For you, those are the features that are important and you are looking for. To others, we want more megapixels over other things. I myself want more megapixels than dynamic range or focus. You know why? Because I print large a lot. I love minute details in my prints. I've never had an issue with dynamic range that I couldn't correct by bracketing (remember, I'm talking about myself, not others). I focus manually using live view, so improved auto focus is not important to me.

So you need to absolutely stop making such blanket statements. Just because this is not what you want, does not mean it is not a great product for many other people. I won't be complaining when Canon introduces a lower megapixel, high ISO capable, premiere auto focus camera. Why? Well, I'm smart enough to know that even though it won't benefit me, it will benefit others.

I take it that you don't understand that this is a forum designed for people to post their *personal* opinions on Canon related topics. That's all that is ever posted here -- a person's personal opinion/viewpoint.

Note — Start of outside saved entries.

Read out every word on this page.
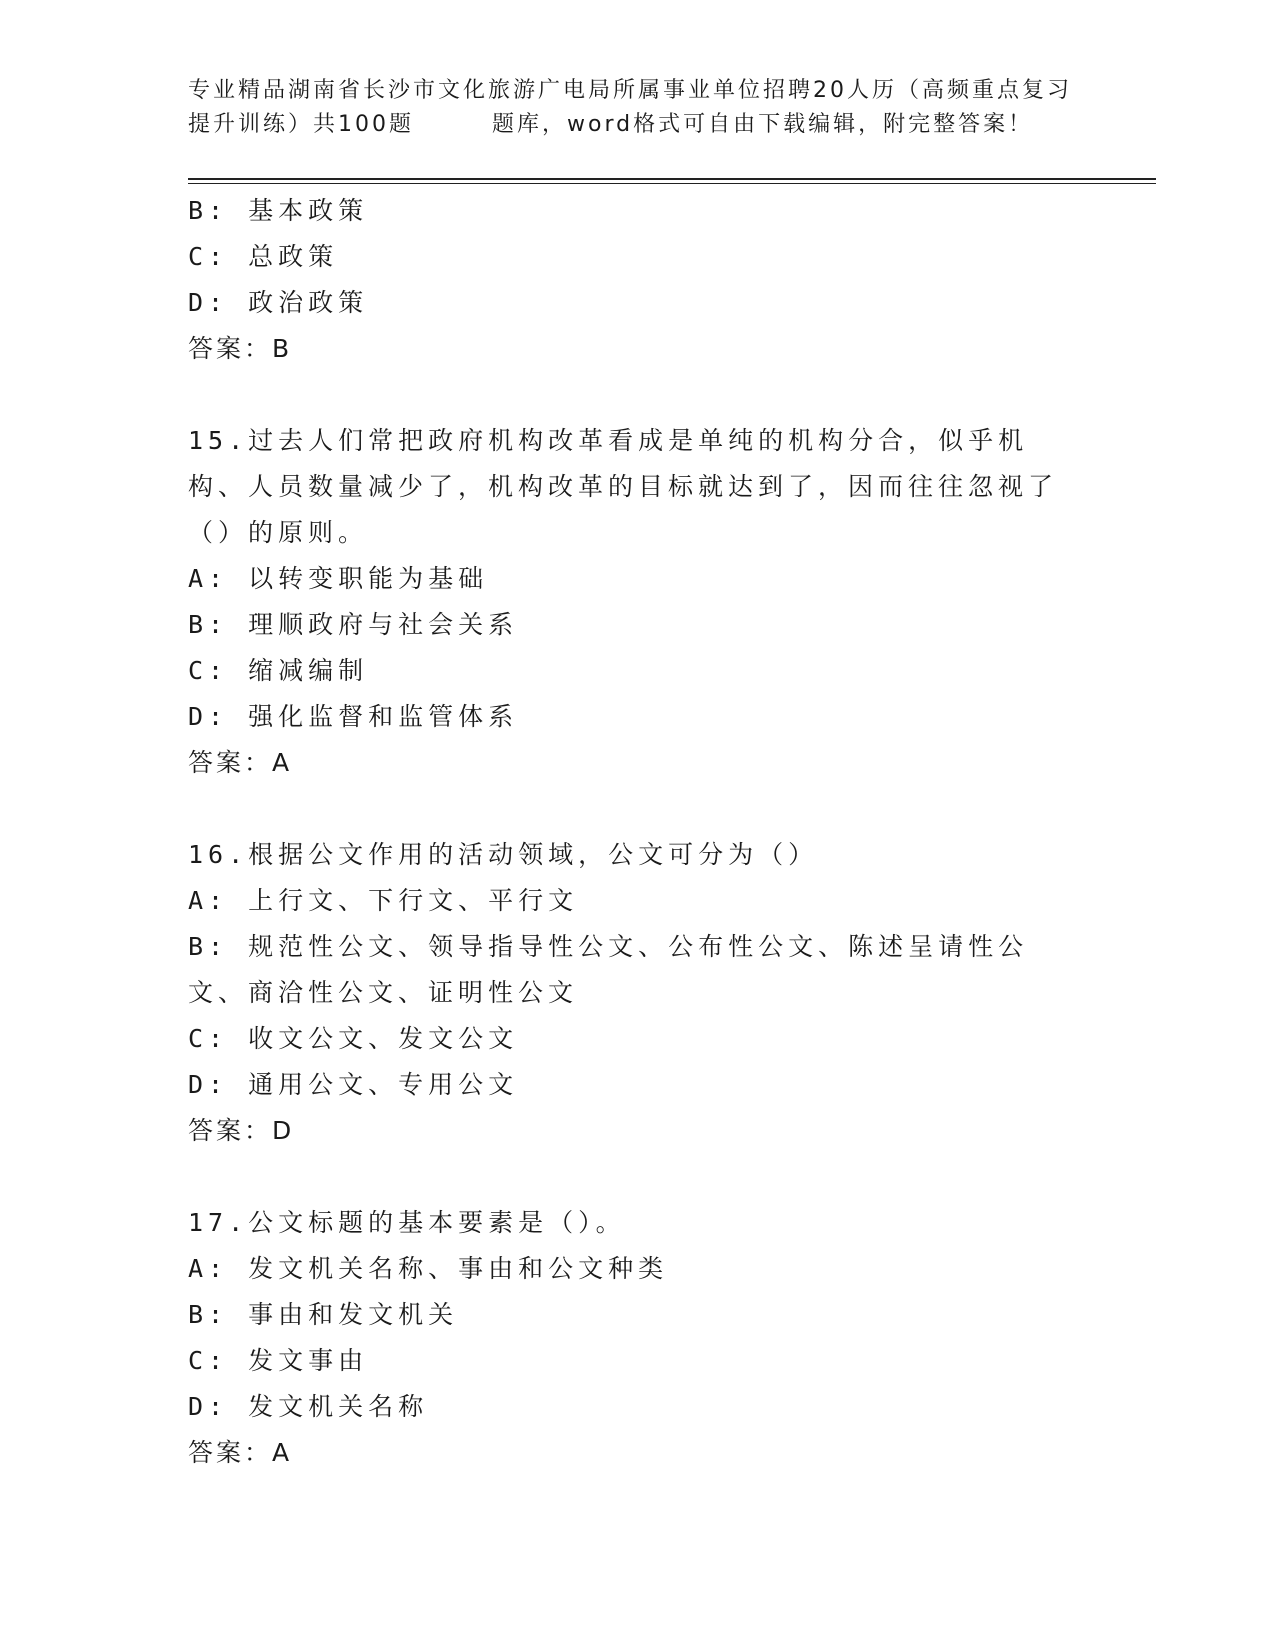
专业精品湖南省长沙市文化旅游广电局所属事业单位招聘20人历（高频重点复习提升训练）共100题	题库，word格式可自由下载编辑，附完整答案！

B: 基本政策

C: 总政策

D: 政治政策

答案：B

15.过去人们常把政府机构改革看成是单纯的机构分合，似乎机构、人员数量减少了，机构改革的目标就达到了，因而往往忽视了（）的原则。

A: 以转变职能为基础

B: 理顺政府与社会关系

C: 缩减编制

D: 强化监督和监管体系

答案：A

16.根据公文作用的活动领域，公文可分为（）

A: 上行文、下行文、平行文

B: 规范性公文、领导指导性公文、公布性公文、陈述呈请性公文、商洽性公文、证明性公文

C: 收文公文、发文公文

D: 通用公文、专用公文

答案：D

17.公文标题的基本要素是（）。

A: 发文机关名称、事由和公文种类

B: 事由和发文机关

C: 发文事由

D: 发文机关名称

答案：A
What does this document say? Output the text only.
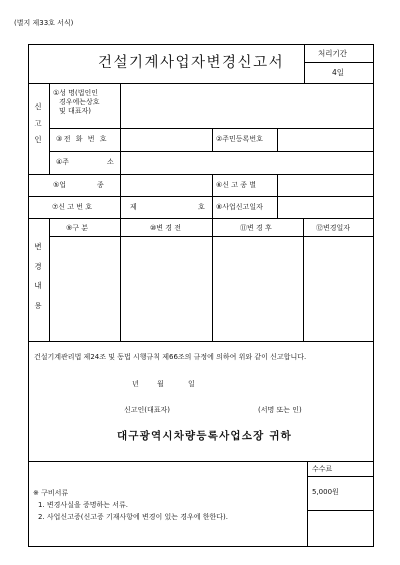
(별지 제33호 서식)
건설기계사업자변경신고서
처리기간
4일
신
고
인
①성 명(법인인
경우에는상호
및 대표자)
③전 화 번 호	②주민등록번호
④주	소
⑤업	종	⑥신 고 종 별
⑦신 고 번 호	제	호 ⑧사업신고일자
변
경
내
용
⑨구 분	⑩변 경 전	⑪변 경 후	⑫변경일자
건설기계관리법 제24조 및 동법 시행규칙 제66조의 규정에 의하여 위와 같이 신고합니다.
년	월	일
신고인(대표자)	(서명 또는 인)
대구광역시차량등록사업소장 귀하
수수료
5,000원
※ 구비서류
1. 변경사실을 증명하는 서류.
2. 사업신고증(신고증 기재사항에 변경이 있는 경우에 한한다).
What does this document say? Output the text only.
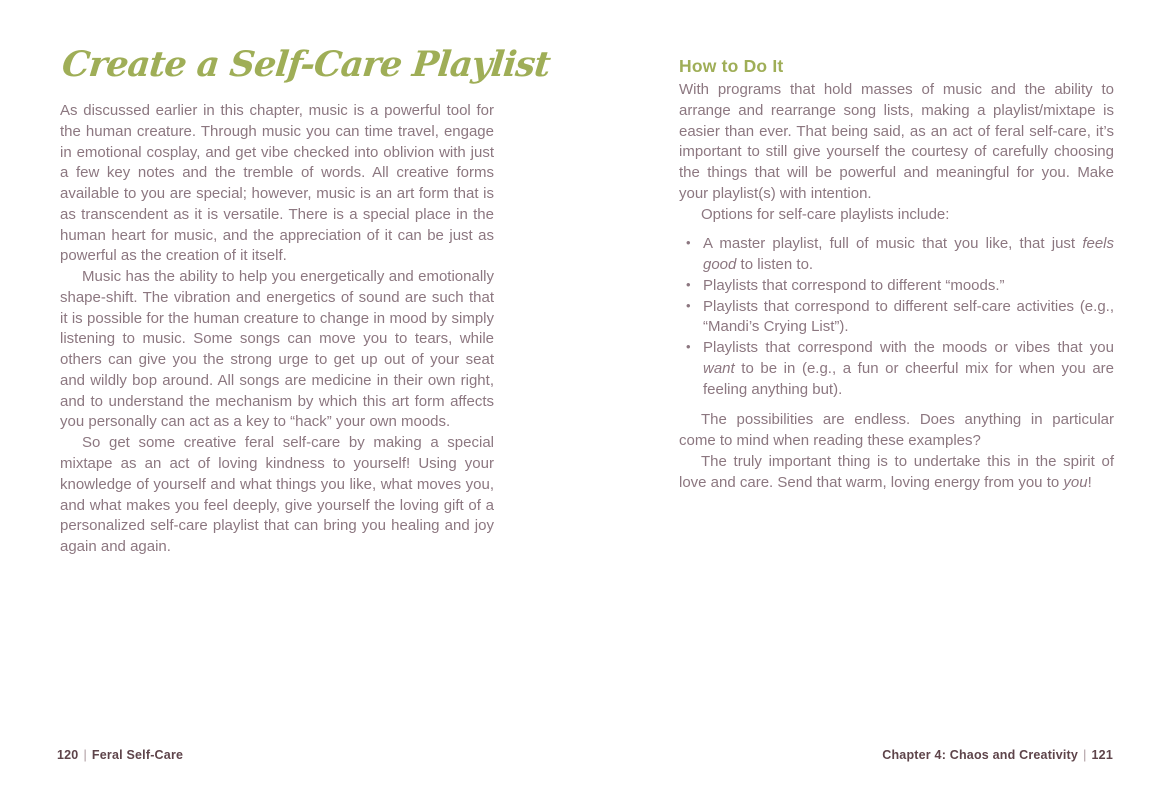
Create a Self-Care Playlist

As discussed earlier in this chapter, music is a powerful tool for the human creature. Through music you can time travel, engage in emotional cosplay, and get vibe checked into oblivion with just a few key notes and the tremble of words. All creative forms available to you are special; however, music is an art form that is as transcendent as it is versatile. There is a special place in the human heart for music, and the appreciation of it can be just as powerful as the creation of it itself.

Music has the ability to help you energetically and emotionally shape-shift. The vibration and energetics of sound are such that it is possible for the human creature to change in mood by simply listening to music. Some songs can move you to tears, while others can give you the strong urge to get up out of your seat and wildly bop around. All songs are medicine in their own right, and to understand the mechanism by which this art form affects you personally can act as a key to “hack” your own moods.

So get some creative feral self-care by making a special mixtape as an act of loving kindness to yourself! Using your knowledge of yourself and what things you like, what moves you, and what makes you feel deeply, give yourself the loving gift of a personalized self-care playlist that can bring you healing and joy again and again.

How to Do It

With programs that hold masses of music and the ability to arrange and rearrange song lists, making a playlist/mixtape is easier than ever. That being said, as an act of feral self-care, it’s important to still give yourself the courtesy of carefully choosing the things that will be powerful and meaningful for you. Make your playlist(s) with intention.

Options for self-care playlists include:

• A master playlist, full of music that you like, that just feels good to listen to.
• Playlists that correspond to different “moods.”
• Playlists that correspond to different self-care activities (e.g., “Mandi’s Crying List”).
• Playlists that correspond with the moods or vibes that you want to be in (e.g., a fun or cheerful mix for when you are feeling anything but).

The possibilities are endless. Does anything in particular come to mind when reading these examples?

The truly important thing is to undertake this in the spirit of love and care. Send that warm, loving energy from you to you!

120 | Feral Self-Care	Chapter 4: Chaos and Creativity | 121
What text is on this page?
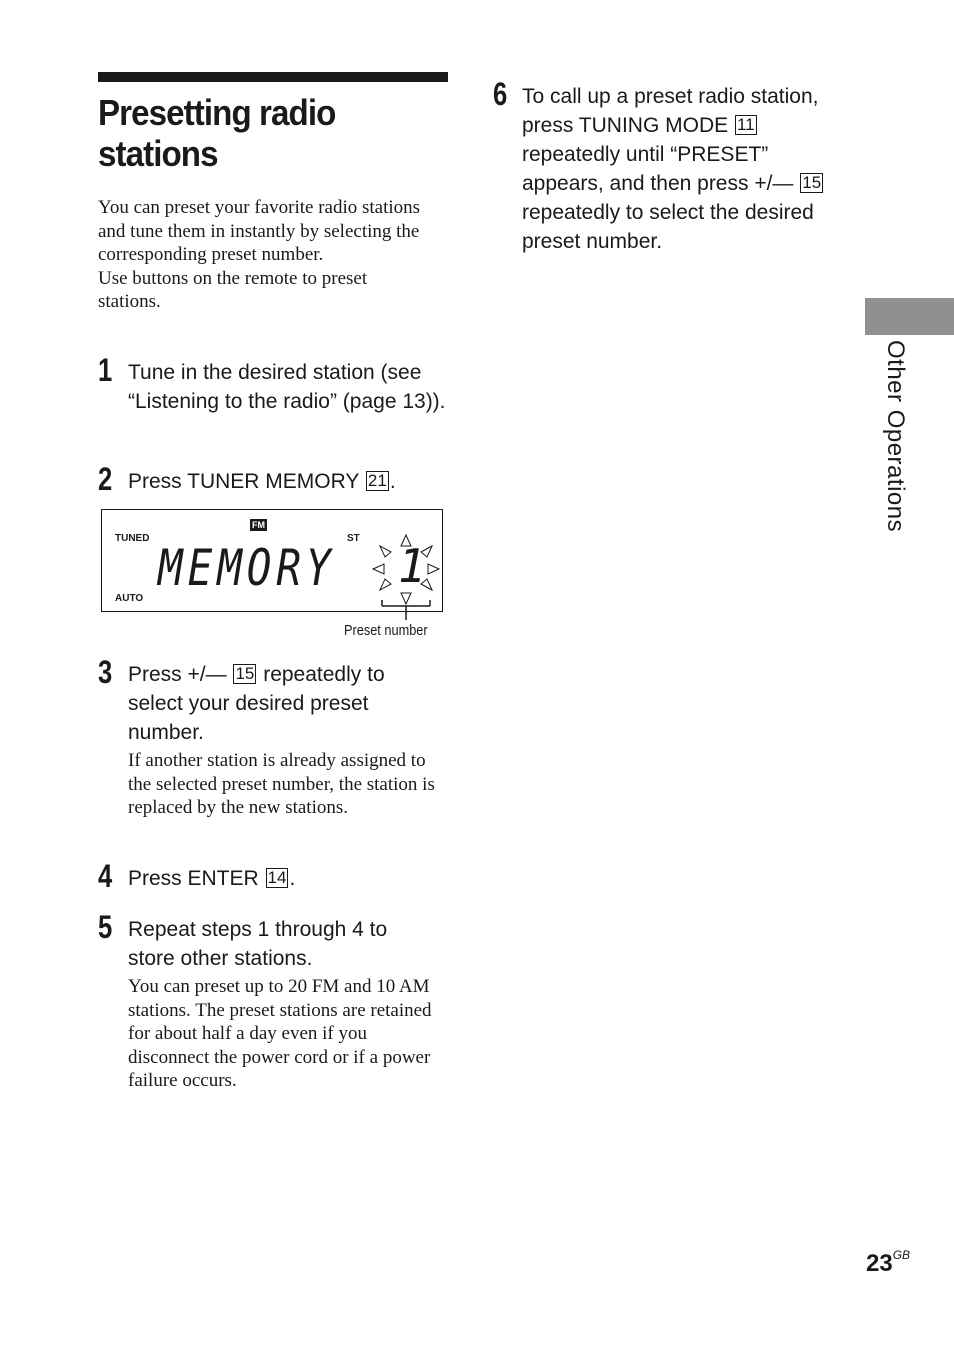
Presetting radio stations

You can preset your favorite radio stations and tune them in instantly by selecting the corresponding preset number.

Use buttons on the remote to preset stations.

1 Tune in the desired station (see “Listening to the radio” (page 13)).
2 Press TUNER MEMORY 21 .
TUNED
FM
ST
AUTO
MEMORY 1
Preset number
3 Press +/— 15 repeatedly to select your desired preset number.
If another station is already assigned to the selected preset number, the station is replaced by the new stations.
4 Press ENTER 14 .
5 Repeat steps 1 through 4 to store other stations.
You can preset up to 20 FM and 10 AM stations. The preset stations are retained for about half a day even if you disconnect the power cord or if a power failure occurs.
6 To call up a preset radio station, press TUNING MODE 11 repeatedly until “PRESET” appears, and then press +/— 15 repeatedly to select the desired preset number.
Other Operations
$23^{GB}$
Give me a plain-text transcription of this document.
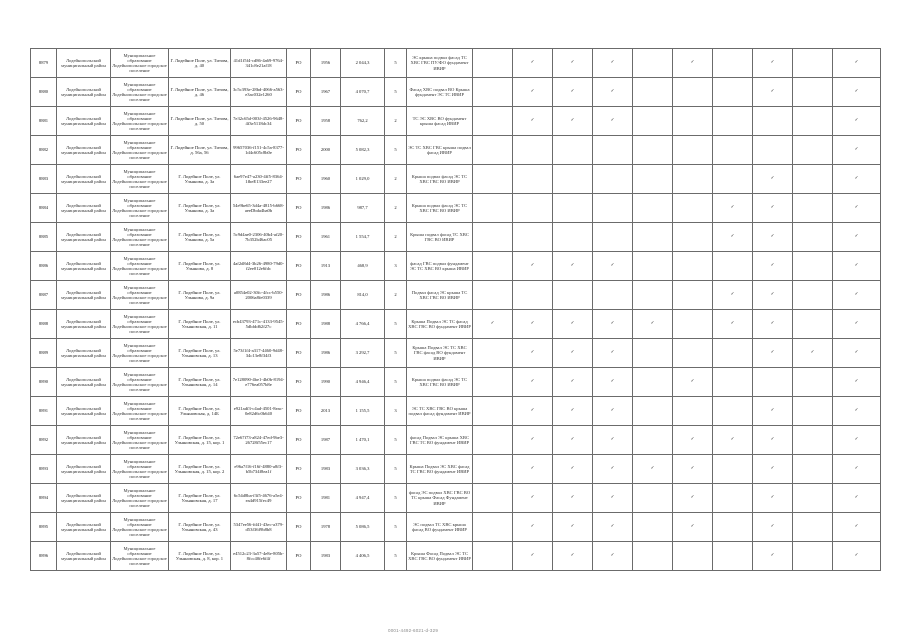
8879	Лодейнопольский муниципальный район	Муниципальное образование Лодейнопольское городское поселение	Г. Лодейное Поле, ул. Титова, д. 40	41d1f5f4-cd86-4a69-9764-341c8e21af18	РО	1956	2 044,3	5	ЭС крыша подвал фасад ТС ХВС ГВС ПУ/ФО фундамент ИВИР		✓	✓	✓		✓		✓		✓
8880	Лодейнопольский муниципальный район	Муниципальное образование Лодейнопольское городское поселение	Г. Лодейное Поле, ул. Титова, д. 46	3c5c393e-28bd-4066-a563-e3ac032e1260	РО	1967	4 070,7	5	Фасад ХВС подвал ВО Крыша фундамент ЭС ТС ИВИР		✓	✓	✓				✓		✓
8881	Лодейнопольский муниципальный район	Муниципальное образование Лодейнопольское городское поселение	Г. Лодейное Поле, ул. Титова, д. 50	7e32c65d-003f-4526-9648-4f3e5118dc34	РО	1958	762,2	2	ТС ЭС ХВС ВО фундамент крыша фасад ИВИР		✓	✓	✓						✓
8882	Лодейнопольский муниципальный район	Муниципальное образование Лодейнопольское городское поселение	Г. Лодейное Поле, ул. Титова, д. 56а, 56	99657036-f151-4c5a-8377-1d4c605c8b0e	РО	2000	5 082,3	5	ЭС ТС ХВС ГВС крыша подвал фасад ИВИР										✓
8883	Лодейнопольский муниципальный район	Муниципальное образование Лодейнопольское городское поселение	Г. Лодейное Поле, ул. Ульянова, д. 3а	6ae97e47-a230-4ff5-8364-1fbeE133ee27	РО	1960	1 029,0	2	Крыша подвал фасад ЭС ТС ХВС ГВС ВО ИВИР								✓		✓
8884	Лодейнопольский муниципальный район	Муниципальное образование Лодейнопольское городское поселение	Г. Лодейное Поле, ул. Ульянова, д. 3а	54e9be65-3d4a-4815-b668-aeeDbda4ba0b	РО	1986	987,7	2	Крыша подвал фасад ЭС ТС ХВС ГВС ВО ИВИР							✓	✓		✓
8885	Лодейнопольский муниципальный район	Муниципальное образование Лодейнопольское городское поселение	Г. Лодейное Поле, ул. Ульянова, д. 5а	5c9d4ae0-2306-40b4-af20-7b352b46ac05	РО	1961	1 554,7	2	Крыша подвал фасад ТС ХВС ГВС ВО ИВИР							✓	✓		✓
8886	Лодейнопольский муниципальный район	Муниципальное образование Лодейнопольское городское поселение	Г. Лодейное Поле, ул. Ульянова, д. 8	4af2d8d4-3b26-4980-79d0-f2ee012e6fdc	РО	1913	468,9	3	фасад ГВС подвал фундамент ЭС ТС ХВС ВО крыша ИВИР		✓	✓	✓				✓		✓
8887	Лодейнопольский муниципальный район	Муниципальное образование Лодейнопольское городское поселение	Г. Лодейное Поле, ул. Ульянова, д. 9а	a0854e02-30fc-4fcc-b550-2006a8fe0339	РО	1986	814,0	2	Подвал фасад ЭС крыша ТС ХВС ГВС ВО ИВИР							✓	✓		✓
8888	Лодейнопольский муниципальный район	Муниципальное образование Лодейнопольское городское поселение	Г. Лодейное Поле, ул. Ульяновская, д. 11	ecb43793-471c-4133-9545-5dbfdd62f27c	РО	1988	4 766,4	5	Крыша Подвал ЭС ТС фасад ХВС ГВС ВО фундамент ИВИР	✓	✓	✓	✓	✓		✓	✓		✓
8889	Лодейнопольский муниципальный район	Муниципальное образование Лодейнопольское городское поселение	Г. Лодейное Поле, ул. Ульяновская, д. 13	5e73f1f4-a317-4460-9d48-34c13e8f34f3	РО	1986	3 292,7	5	Крыша Подвал ЭС ТС ХВС ГВС фасад ВО фундамент ИВИР		✓	✓	✓				✓	✓	✓
8890	Лодейнопольский муниципальный район	Муниципальное образование Лодейнопольское городское поселение	Г. Лодейное Поле, ул. Ульяновская, д. 14	7e128090-4be1-4b0b-8194-e776ea057b8e	РО	1990	4 946,4	5	Крыша подвал фасад ЭС ТС ХВС ГВС ВО ИВИР		✓	✓	✓		✓				✓
8891	Лодейнопольский муниципальный район	Муниципальное образование Лодейнопольское городское поселение	Г. Лодейное Поле, ул. Ульяновская, д. 14Б	e921adf3-c4ad-4501-8eac-0e82d6c0b640	РО	2013	1 155,5	3	ЭС ТС ХВС ГВС ВО крыша подвал фасад фундамент ИВИР		✓	✓	✓				✓		✓
8892	Лодейнопольский муниципальный район	Муниципальное образование Лодейнопольское городское поселение	Г. Лодейное Поле, ул. Ульяновская, д. 15, кор. 1	72e67f73-a824-47ed-9be3-26728f55ec17	РО	1987	1 470,1	5	фасад Подвал ЭС крыша ХВС ГВС ТС ВО фундамент ИВИР		✓	✓	✓		✓	✓	✓		✓
8893	Лодейнопольский муниципальный район	Муниципальное образование Лодейнопольское городское поселение	Г. Лодейное Поле, ул. Ульяновская, д. 15, кор. 2	e96a7f16-f16f-4880-a8f3-b5b734f8ea1f	РО	1983	3 036,3	5	Крыша Подвал ЭС ХВС фасад ТС ГВС ВО фундамент ИВИР		✓	✓	✓	✓	✓		✓		✓
8894	Лодейнопольский муниципальный район	Муниципальное образование Лодейнопольское городское поселение	Г. Лодейное Поле, ул. Ульяновская, д. 17	6c54d8ba-f3f5-4676-a5e4-ea4d915fec49	РО	1981	4 947,4	5	фасад ЭС подвал ХВС ГВС ВО ТС крыша Фасад Фундамент ИВИР		✓	✓	✓		✓		✓		✓
8895	Лодейнопольский муниципальный район	Муниципальное образование Лодейнопольское городское поселение	Г. Лодейное Поле, ул. Ульяновская, д. 43	5347ee56-fd41-43ec-a379-d53f36f9b8b8	РО	1978	5 086,5	5	ЭС подвал ТС ХВС крыша фасад ВО фундамент ИВИР		✓	✓	✓		✓		✓		✓
8896	Лодейнопольский муниципальный район	Муниципальное образование Лодейнопольское городское поселение	Г. Лодейное Поле, ул. Ульяновская, д. 8, кор. 1	e4512c23-3a57-4e8e-805b-8fcc40fe6f4f	РО	1983	4 406,5	5	Крыша Фасад Подвал ЭС ТС ХВС ГВС ВО фундамент ИВИР		✓	✓	✓				✓		✓
0001-4492-6021-d-329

The fact that you are surprised that someone posted what they would like (an opinion) questions whether you understand the purpose of these types of internet forums.

You have the ability to post *your* opinion on the topic, as do other members of this forum.

You don't have to agree, or even understand, someone else's opinion, just like we don't have to agree, or even understand, your opinion. But all opinions are welcome here.

No one, other than the Mods/owner of this site, has any authority to mandate what a forum member can and can't post.

"So you need to absolutely stop making such blanket statements" is really totally out of line.

Let's play nice and recognize that people have different opinions. An opinion you don't agree with is not necessarily "mind-boggingly narrow sighted, to a level that almost defies belief".

Would you like it if someone called your opinion that?